Room: AAPM ePoster Library
The challenges of treating targets <0.5cm in mono-isocentric non-coplanar SRS VMAT diameter are mitigated by introducing a novel planning technique using an optimisation target volume of 0.8cm diameter. The actual PTV (GTV +1mm margin) is used to determine plan assessment metrics including conformity, selectivity, paddick and gradient indices. This work reports the achieved planning metrics using this strategy and presents a new set of planning guidelines for the Conformity Index (CI = Body V100%/PTV V100%) to reflect the expected results of this practice.
For 109 individual targets of <0.1cc, all in multiple metastatic treatments, an optimisation PTV was created with a diameter of 0.7-0.8cm. This limit was chosen to prevent the HDMLC’s attempting to create apertures smaller than techniques such as Gamma Knife (0.4cm) and Cyberknife (0.5cm).
Treatment was planned and optimised to this larger optimising PTV, but the plan normalised to the actual PTV (GTV+1mm). Consequently the planning indices used to determine an acceptable plan do not fall into line with targets which do not require this larger planning volume. CI thresholds have now been set based on this data.

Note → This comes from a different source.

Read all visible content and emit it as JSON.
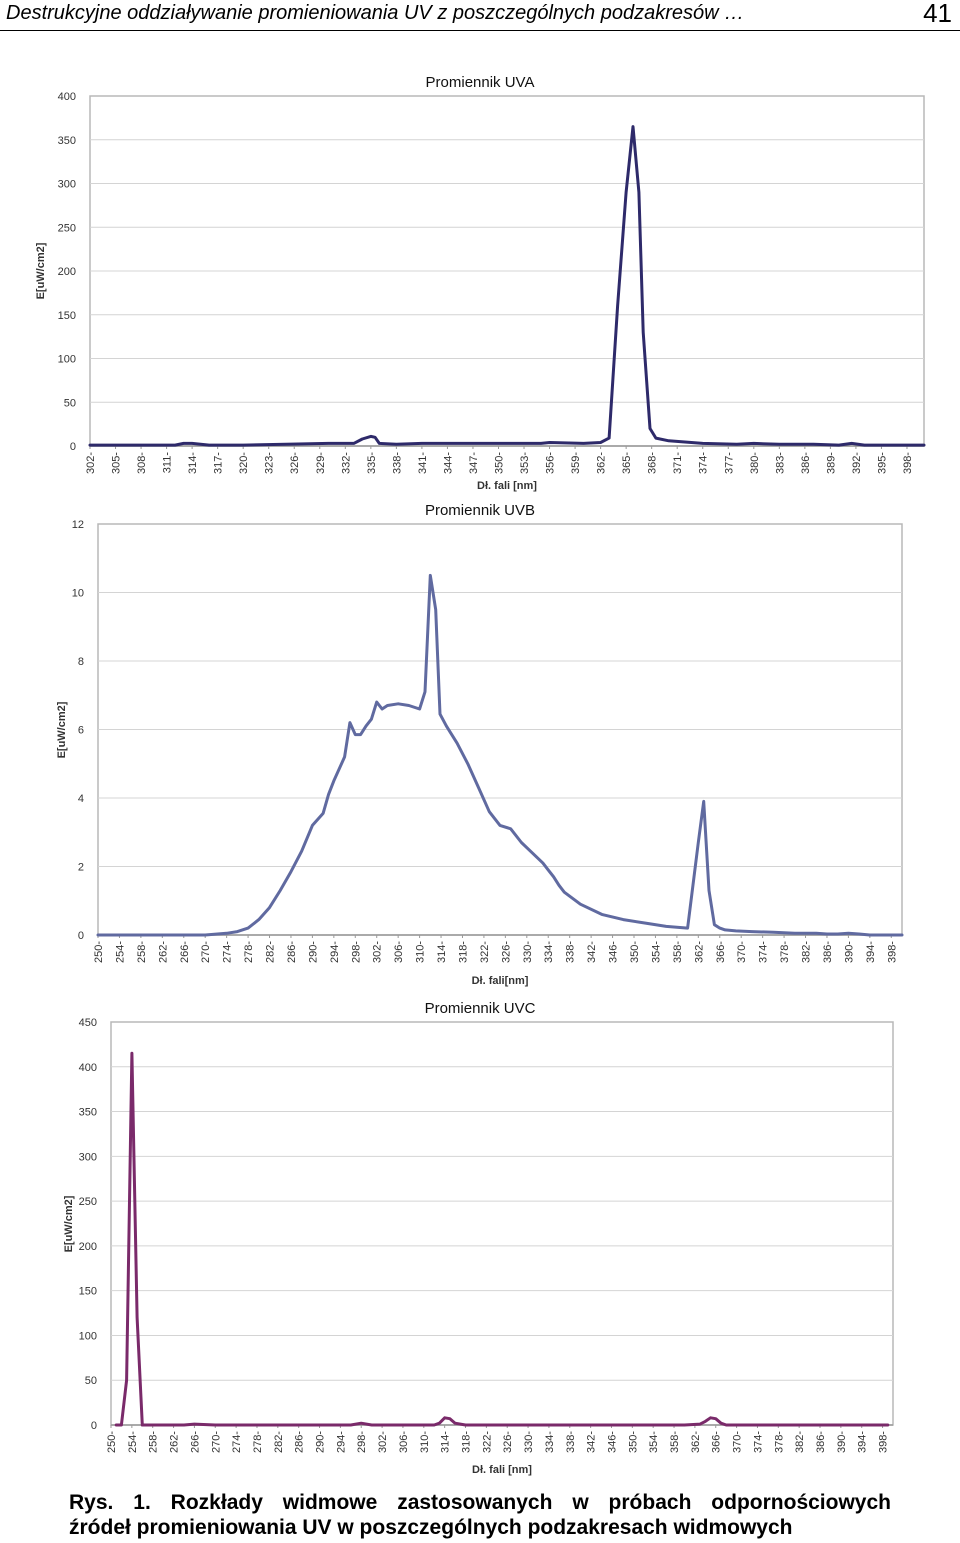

The median CI reduces as the GTV size increases, because the optimizing PTV and true PTV become closer in size as the GTV volume increases. This planning guidance recommends that as GTV volume increases from 0.01cc, the maximum recommended CI will decrease by 0.5 for each 0.01cc of GTV volume. This guidance has been implemented.
A novel strategy has been presented to allow treatment of targets =0.5cm diameter, along with guidance for limits of CI for a range of target sizes. This guidance provides meaning to currently un-utilised (in small GTV cases) plan assessment metrics and produces more consistent and conformal plans. These guidelines will be reviewed and reduced further in due course.